The word on everyone’s tongues at present seems to be hope. This disquiets me. Nothing sings sinking ship quite like the captain asking the passengers to pray. If all the higher-ups have to offer me is hope, the holes of oppression this establishment pierces relentlessly in us threaten to sink us all. The equality for which we long appears as an island not unlike our own, drifting further into the distance.
As a miserable young teenager forced to live in a persona étranger, I dreamt of returning to the UK to transition. Even back in the early 2010s I knew things weren’t perfect, but I was not yet accustomed to being a talking point in every other day’s tabloids. Besides, I figured, it couldn’t be any worse than living in a country where my identity could easily get me killed. I hoped – and there’s that tricky word again – that most people would ignore me, let me go about my business. Yet I wake every morning pinching myself because I swear I’ve seen this story before, this government policy, this treacherous terrain. My only error was believing I had escaped it.
I may be met with incredulity when I assert that I am not in fact a pessimist, nor a bitter cynic throwing a tantrum about a law in a part of the country to which I have little connection. But this bill, this gruelling six-year process, this light at the end of a seemingly endless tunnel, was snuffed out in a few paragraphs. Years of investigation and probing questions, of poking at our wounds until they reopen were for worse than nothing. They let us believe we’d found land, then dragged us down by the anchor.

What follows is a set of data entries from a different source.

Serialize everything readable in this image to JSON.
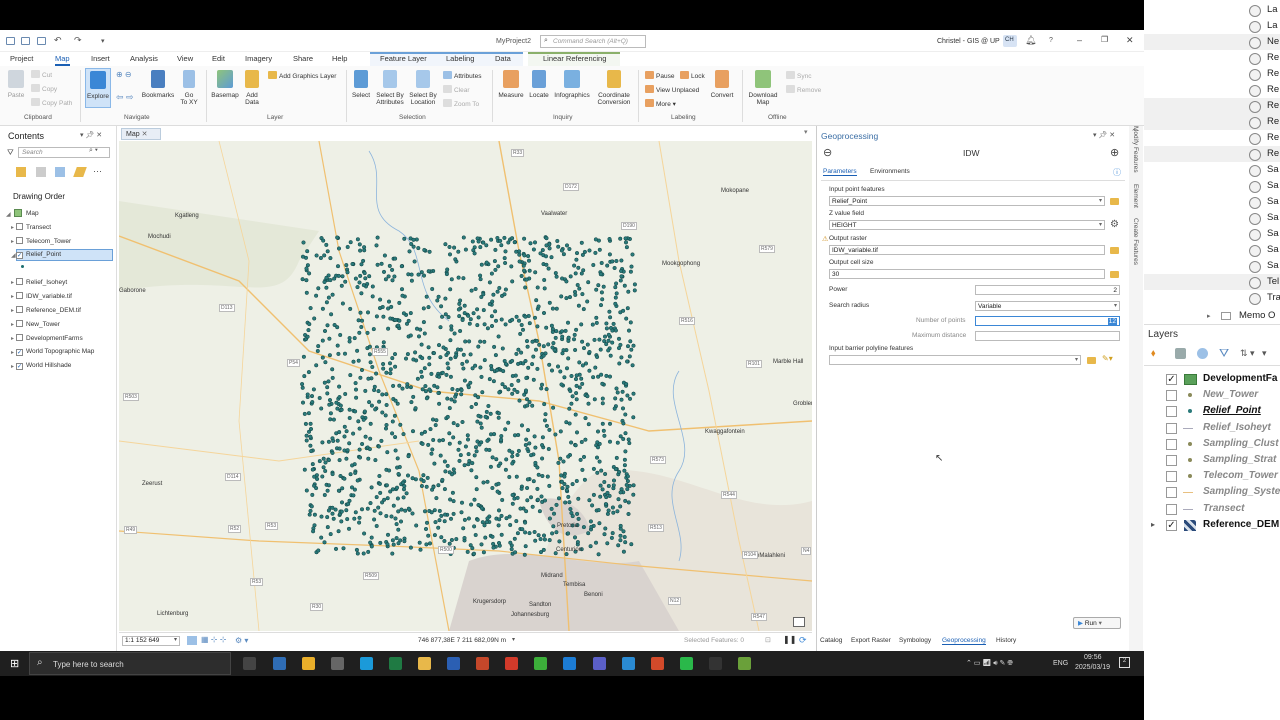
{
  "window": {
    "project": "MyProject2",
    "search_placeholder": "Command Search (Alt+Q)",
    "user": "Christel - GIS @ UP",
    "user_initials": "CH"
  },
  "tabs": {
    "project": "Project",
    "map": "Map",
    "insert": "Insert",
    "analysis": "Analysis",
    "view": "View",
    "edit": "Edit",
    "imagery": "Imagery",
    "share": "Share",
    "help": "Help",
    "feature_layer": "Feature Layer",
    "labeling": "Labeling",
    "data": "Data",
    "linear_referencing": "Linear Referencing"
  },
  "ribbon": {
    "paste": "Paste",
    "cut": "Cut",
    "copy": "Copy",
    "copy_path": "Copy Path",
    "clipboard": "Clipboard",
    "explore": "Explore",
    "bookmarks": "Bookmarks",
    "go_to_xy_1": "Go",
    "go_to_xy_2": "To XY",
    "navigate": "Navigate",
    "basemap": "Basemap",
    "add_data_1": "Add",
    "add_data_2": "Data",
    "add_graphics_layer": "Add Graphics Layer",
    "layer": "Layer",
    "select": "Select",
    "select_by_attr_1": "Select By",
    "select_by_attr_2": "Attributes",
    "select_by_loc_1": "Select By",
    "select_by_loc_2": "Location",
    "attributes": "Attributes",
    "clear": "Clear",
    "zoom_to": "Zoom To",
    "selection": "Selection",
    "measure": "Measure",
    "locate": "Locate",
    "infographics": "Infographics",
    "coord_conv_1": "Coordinate",
    "coord_conv_2": "Conversion",
    "inquiry": "Inquiry",
    "pause": "Pause",
    "lock": "Lock",
    "view_unplaced": "View Unplaced",
    "more": "More",
    "convert": "Convert",
    "labeling": "Labeling",
    "download_map_1": "Download",
    "download_map_2": "Map",
    "sync": "Sync",
    "remove": "Remove",
    "offline": "Offline"
  },
  "contents": {
    "title": "Contents",
    "search_placeholder": "Search",
    "drawing_order": "Drawing Order",
    "map": "Map",
    "layers": [
      {
        "name": "Transect",
        "checked": false
      },
      {
        "name": "Telecom_Tower",
        "checked": false
      },
      {
        "name": "Relief_Point",
        "checked": true
      },
      {
        "name": "Relief_Isoheyt",
        "checked": false
      },
      {
        "name": "IDW_variable.tif",
        "checked": false
      },
      {
        "name": "Reference_DEM.tif",
        "checked": false
      },
      {
        "name": "New_Tower",
        "checked": false
      },
      {
        "name": "DevelopmentFarms",
        "checked": false
      },
      {
        "name": "World Topographic Map",
        "checked": true
      },
      {
        "name": "World Hillshade",
        "checked": true
      }
    ]
  },
  "map": {
    "tab": "Map",
    "places": [
      "Kgatleng",
      "Mochudi",
      "Mokopane",
      "Vaalwater",
      "Mookgophong",
      "Marble Hall",
      "Groblersdal",
      "Kwaggafontein",
      "eMalahleni",
      "Zeerust",
      "Pretoria",
      "Centurion",
      "Midrand",
      "Tembisa",
      "Krugersdorp",
      "Sandton",
      "Benoni",
      "Johannesburg",
      "Lichtenburg",
      "Gaborone"
    ],
    "roads": [
      "R33",
      "D172",
      "D190",
      "R579",
      "R516",
      "R101",
      "R573",
      "R544",
      "R104",
      "R513",
      "R509",
      "R500",
      "R30",
      "R53",
      "R52",
      "R49",
      "R503",
      "D114",
      "D113",
      "P54",
      "R555",
      "N4",
      "R547",
      "N12",
      "R53"
    ],
    "scale": "1:1 152 649",
    "coordinates": "746 877,38E 7 211 682,09N m",
    "selected_features": "Selected Features: 0"
  },
  "geoprocessing": {
    "panel_title": "Geoprocessing",
    "tool": "IDW",
    "tab_parameters": "Parameters",
    "tab_environments": "Environments",
    "input_label": "Input point features",
    "input_value": "Relief_Point",
    "z_label": "Z value field",
    "z_value": "HEIGHT",
    "out_raster_label": "Output raster",
    "out_raster_value": "IDW_variable.tif",
    "cell_size_label": "Output cell size",
    "cell_size_value": "30",
    "power_label": "Power",
    "power_value": "2",
    "radius_label": "Search radius",
    "radius_value": "Variable",
    "num_points_label": "Number of points",
    "num_points_value": "12",
    "max_dist_label": "Maximum distance",
    "barrier_label": "Input barrier polyline features",
    "run": "Run"
  },
  "bottom_tabs": [
    "Catalog",
    "Export Raster",
    "Symbology",
    "Geoprocessing",
    "History"
  ],
  "side_tabs": [
    "Modify Features",
    "Element",
    "Create Features"
  ],
  "taskbar": {
    "search": "Type here to search",
    "time": "09:56",
    "date": "2025/03/19",
    "lang": "ENG"
  },
  "right_panel": {
    "list_items": [
      "La",
      "La",
      "Ne",
      "Re",
      "Re",
      "Re",
      "Re",
      "Re",
      "Re",
      "Re",
      "Sa",
      "Sa",
      "Sa",
      "Sa",
      "Sa",
      "Sa",
      "Sa",
      "Tel",
      "Tra"
    ],
    "memo": "Memo O",
    "layers_title": "Layers",
    "layers": [
      {
        "name": "DevelopmentFa",
        "checked": true,
        "active": true
      },
      {
        "name": "New_Tower",
        "checked": false,
        "active": false
      },
      {
        "name": "Relief_Point",
        "checked": false,
        "active": true,
        "underline": true
      },
      {
        "name": "Relief_Isoheyt",
        "checked": false,
        "active": false
      },
      {
        "name": "Sampling_Clust",
        "checked": false,
        "active": false
      },
      {
        "name": "Sampling_Strat",
        "checked": false,
        "active": false
      },
      {
        "name": "Telecom_Tower",
        "checked": false,
        "active": false
      },
      {
        "name": "Sampling_Syste",
        "checked": false,
        "active": false
      },
      {
        "name": "Transect",
        "checked": false,
        "active": false
      },
      {
        "name": "Reference_DEM",
        "checked": true,
        "active": true
      }
    ]
  }
}
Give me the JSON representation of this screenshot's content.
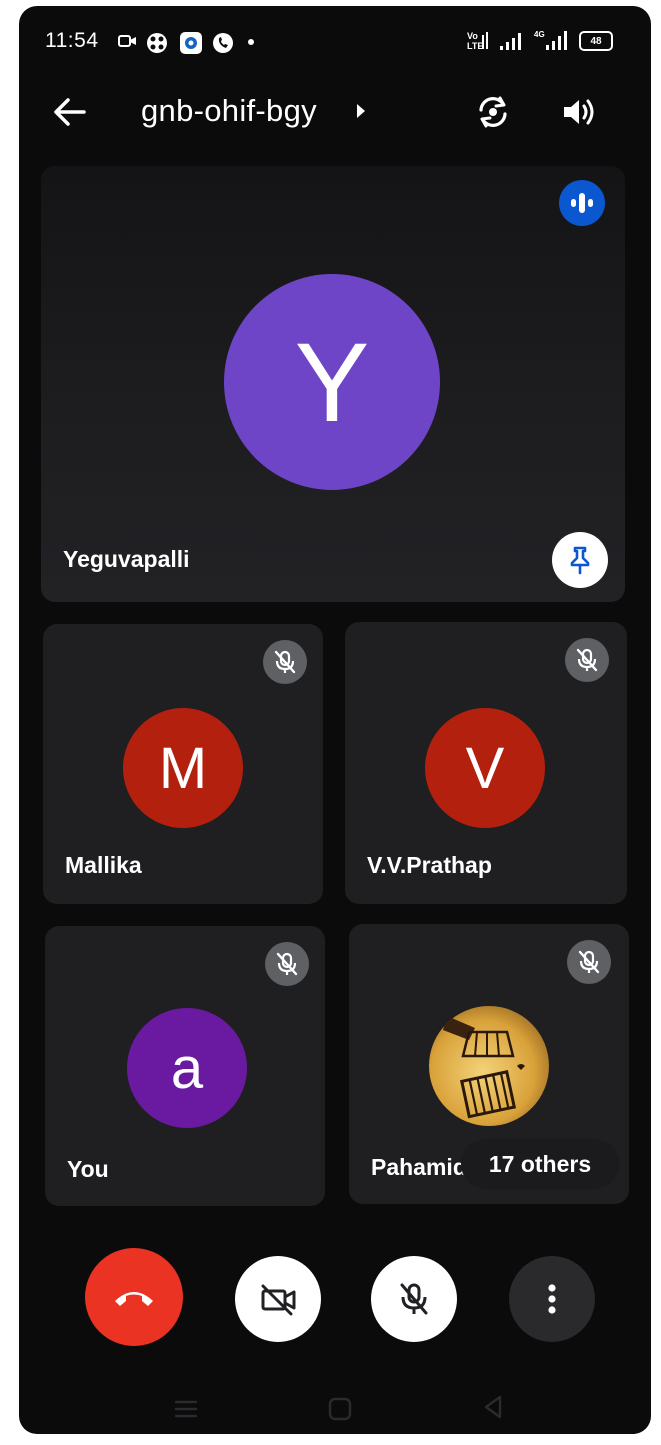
{
  "status_bar": {
    "time": "11:54",
    "battery": "48",
    "icons": [
      "video-notification-icon",
      "app-notification-icon",
      "screen-record-icon",
      "phone-call-icon",
      "dot-icon",
      "volte-icon",
      "signal-icon",
      "signal-4g-icon",
      "battery-icon"
    ]
  },
  "header": {
    "meeting_code": "gnb-ohif-bgy",
    "icons": [
      "back-arrow-icon",
      "caret-right-icon",
      "switch-camera-icon",
      "speaker-icon"
    ]
  },
  "main_tile": {
    "initial": "Y",
    "name": "Yeguvapalli",
    "avatar_color": "#6e45c6",
    "indicator_color": "#0b57d0"
  },
  "tiles": [
    {
      "initial": "M",
      "name": "Mallika",
      "avatar_color": "#b3200e",
      "muted": true
    },
    {
      "initial": "V",
      "name": "V.V.Prathap",
      "avatar_color": "#b3200e",
      "muted": true
    },
    {
      "initial": "a",
      "name": "You",
      "avatar_color": "#6a1aa1",
      "muted": true
    },
    {
      "initial": "",
      "name": "Pahamida",
      "avatar_color": "#d9a23a",
      "muted": true
    }
  ],
  "others_label": "17 others",
  "controls": {
    "end_call_color": "#ea3323",
    "icons": [
      "end-call-icon",
      "camera-off-icon",
      "mic-off-icon",
      "more-vert-icon"
    ]
  },
  "nav": {
    "icons": [
      "recents-icon",
      "home-icon",
      "back-icon"
    ]
  }
}
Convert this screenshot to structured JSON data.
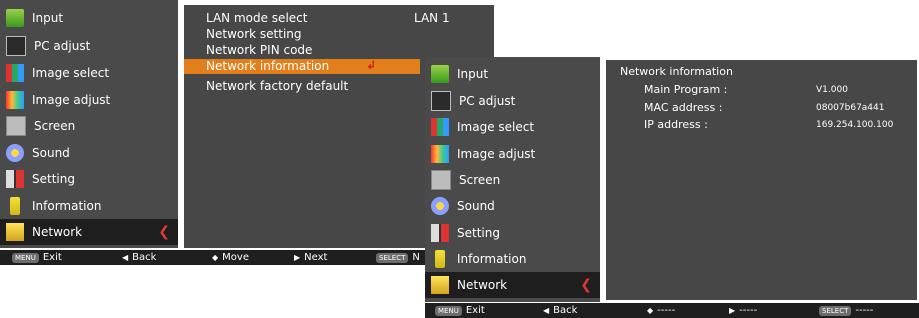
{
  "sidebar_items": [
    "Input",
    "PC adjust",
    "Image select",
    "Image adjust",
    "Screen",
    "Sound",
    "Setting",
    "Information",
    "Network"
  ],
  "left": {
    "lan_mode_label": "LAN mode select",
    "lan_mode_value": "LAN 1",
    "items": [
      "Network setting",
      "Network PIN code",
      "Network information",
      "Network factory default"
    ],
    "enter_glyph": "↲"
  },
  "right": {
    "title": "Network information",
    "rows": [
      {
        "label": "Main Program :",
        "value": "V1.000"
      },
      {
        "label": "MAC address :",
        "value": "08007b67a441"
      },
      {
        "label": "IP address :",
        "value": "169.254.100.100"
      }
    ]
  },
  "left_bar": {
    "menu_key": "MENU",
    "exit": "Exit",
    "back": "Back",
    "move": "Move",
    "next": "Next",
    "select_key": "SELECT",
    "trailing": "N"
  },
  "right_bar": {
    "menu_key": "MENU",
    "exit": "Exit",
    "back": "Back",
    "move": "-----",
    "next": "-----",
    "select_key": "SELECT",
    "select_label": "-----"
  },
  "icons": [
    "input-icon",
    "pc-adjust-icon",
    "image-select-icon",
    "image-adjust-icon",
    "screen-icon",
    "sound-icon",
    "setting-icon",
    "information-icon",
    "network-icon"
  ],
  "colors": {
    "highlight": "#e37f1a",
    "panel": "#474747",
    "active": "#1e1e1e",
    "arrow": "#e23636"
  }
}
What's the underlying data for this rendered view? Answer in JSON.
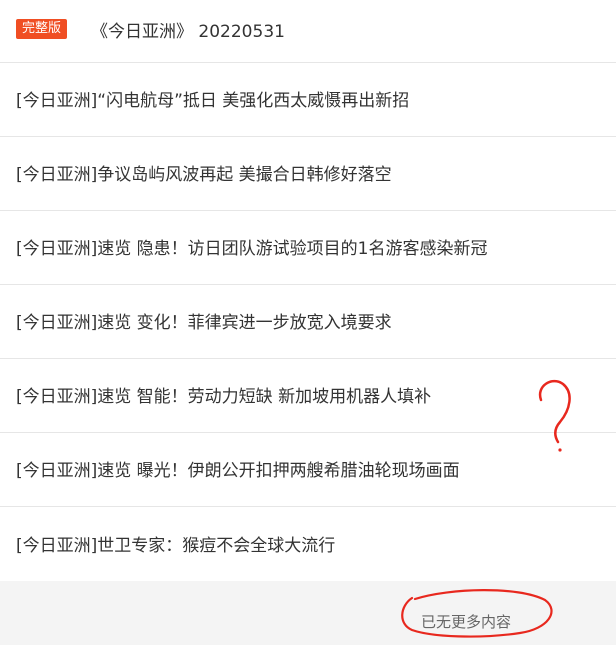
{
  "header": {
    "badge": "完整版",
    "title": "《今日亚洲》 20220531"
  },
  "items": [
    {
      "text": "[今日亚洲]“闪电航母”抵日 美强化西太威慑再出新招"
    },
    {
      "text": "[今日亚洲]争议岛屿风波再起 美撮合日韩修好落空"
    },
    {
      "text": "[今日亚洲]速览 隐患！访日团队游试验项目的1名游客感染新冠"
    },
    {
      "text": "[今日亚洲]速览 变化！菲律宾进一步放宽入境要求"
    },
    {
      "text": "[今日亚洲]速览 智能！劳动力短缺 新加坡用机器人填补"
    },
    {
      "text": "[今日亚洲]速览 曝光！伊朗公开扣押两艘希腊油轮现场画面"
    },
    {
      "text": "[今日亚洲]世卫专家：猴痘不会全球大流行"
    }
  ],
  "footer": {
    "text": "已无更多内容"
  },
  "colors": {
    "badge_bg": "#f04e23",
    "annotation_red": "#e8281e",
    "footer_bg": "#f4f4f4"
  }
}
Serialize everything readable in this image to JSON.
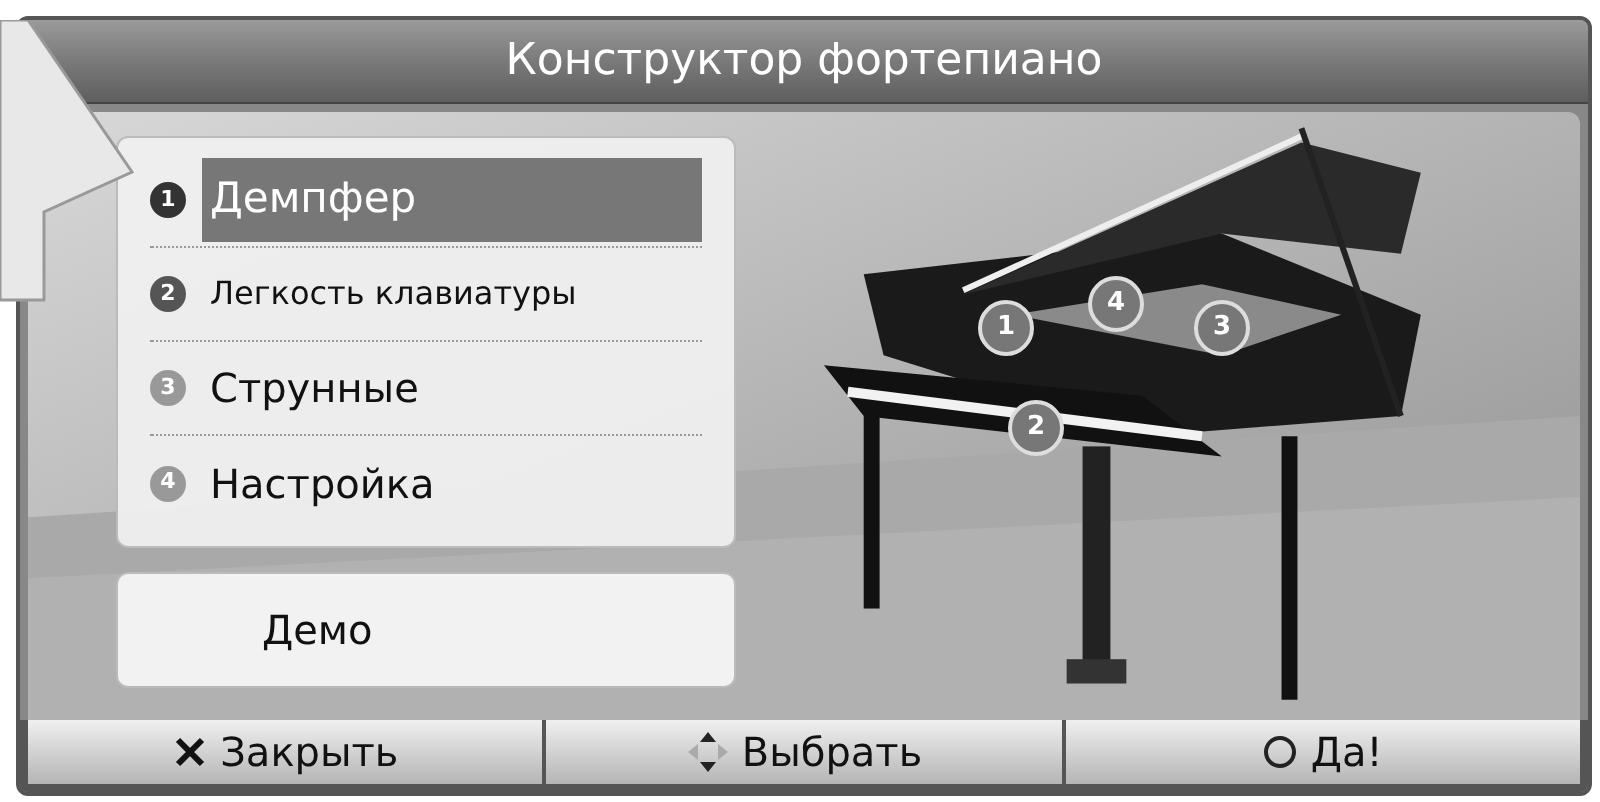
{
  "window": {
    "title": "Конструктор фортепиано"
  },
  "menu": [
    {
      "number": "1",
      "label": "Демпфер",
      "selected": true
    },
    {
      "number": "2",
      "label": "Легкость клавиатуры",
      "selected": false
    },
    {
      "number": "3",
      "label": "Струнные",
      "selected": false
    },
    {
      "number": "4",
      "label": "Настройка",
      "selected": false
    }
  ],
  "demo_button": "Демо",
  "markers": [
    {
      "number": "1"
    },
    {
      "number": "4"
    },
    {
      "number": "3"
    },
    {
      "number": "2"
    }
  ],
  "footer": [
    {
      "kind": "close",
      "label": "Закрыть"
    },
    {
      "kind": "select",
      "label": "Выбрать"
    },
    {
      "kind": "ok",
      "label": "Да!"
    }
  ]
}
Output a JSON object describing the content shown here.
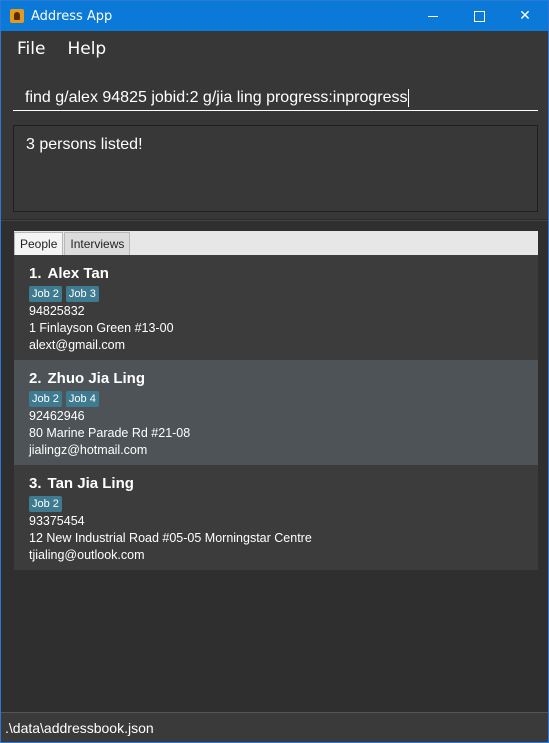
{
  "window": {
    "title": "Address App",
    "icon": "address-book-icon"
  },
  "menu": [
    {
      "label": "File"
    },
    {
      "label": "Help"
    }
  ],
  "command": {
    "value": "find g/alex 94825 jobid:2 g/jia ling progress:inprogress"
  },
  "result": {
    "text": "3 persons listed!"
  },
  "tabs": [
    {
      "label": "People",
      "active": true
    },
    {
      "label": "Interviews",
      "active": false
    }
  ],
  "persons": [
    {
      "index": "1.",
      "name": "Alex Tan",
      "tags": [
        "Job 2",
        "Job 3"
      ],
      "phone": "94825832",
      "address": "1 Finlayson Green #13-00",
      "email": "alext@gmail.com"
    },
    {
      "index": "2.",
      "name": "Zhuo Jia Ling",
      "tags": [
        "Job 2",
        "Job 4"
      ],
      "phone": "92462946",
      "address": "80 Marine Parade Rd #21-08",
      "email": "jialingz@hotmail.com"
    },
    {
      "index": "3.",
      "name": "Tan Jia Ling",
      "tags": [
        "Job 2"
      ],
      "phone": "93375454",
      "address": "12 New Industrial Road #05-05 Morningstar Centre",
      "email": "tjialing@outlook.com"
    }
  ],
  "status": {
    "path": ".\\data\\addressbook.json"
  },
  "colors": {
    "titlebar": "#0a79d8",
    "tag": "#3e7b91",
    "background": "#2b2b2b"
  }
}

If there was ever a good time to offer comfort to the trans people in your life, it is now. Shout with us until this government cannot sleep for all the racket, no matter how much cotton they cram into their ears. If trans people stand alone in this fight, it will be over in minutes. If you feel even the slightest bit of solidarity with us, show up. We could use the extra hands to bail out the water from the bottom of this battered boat.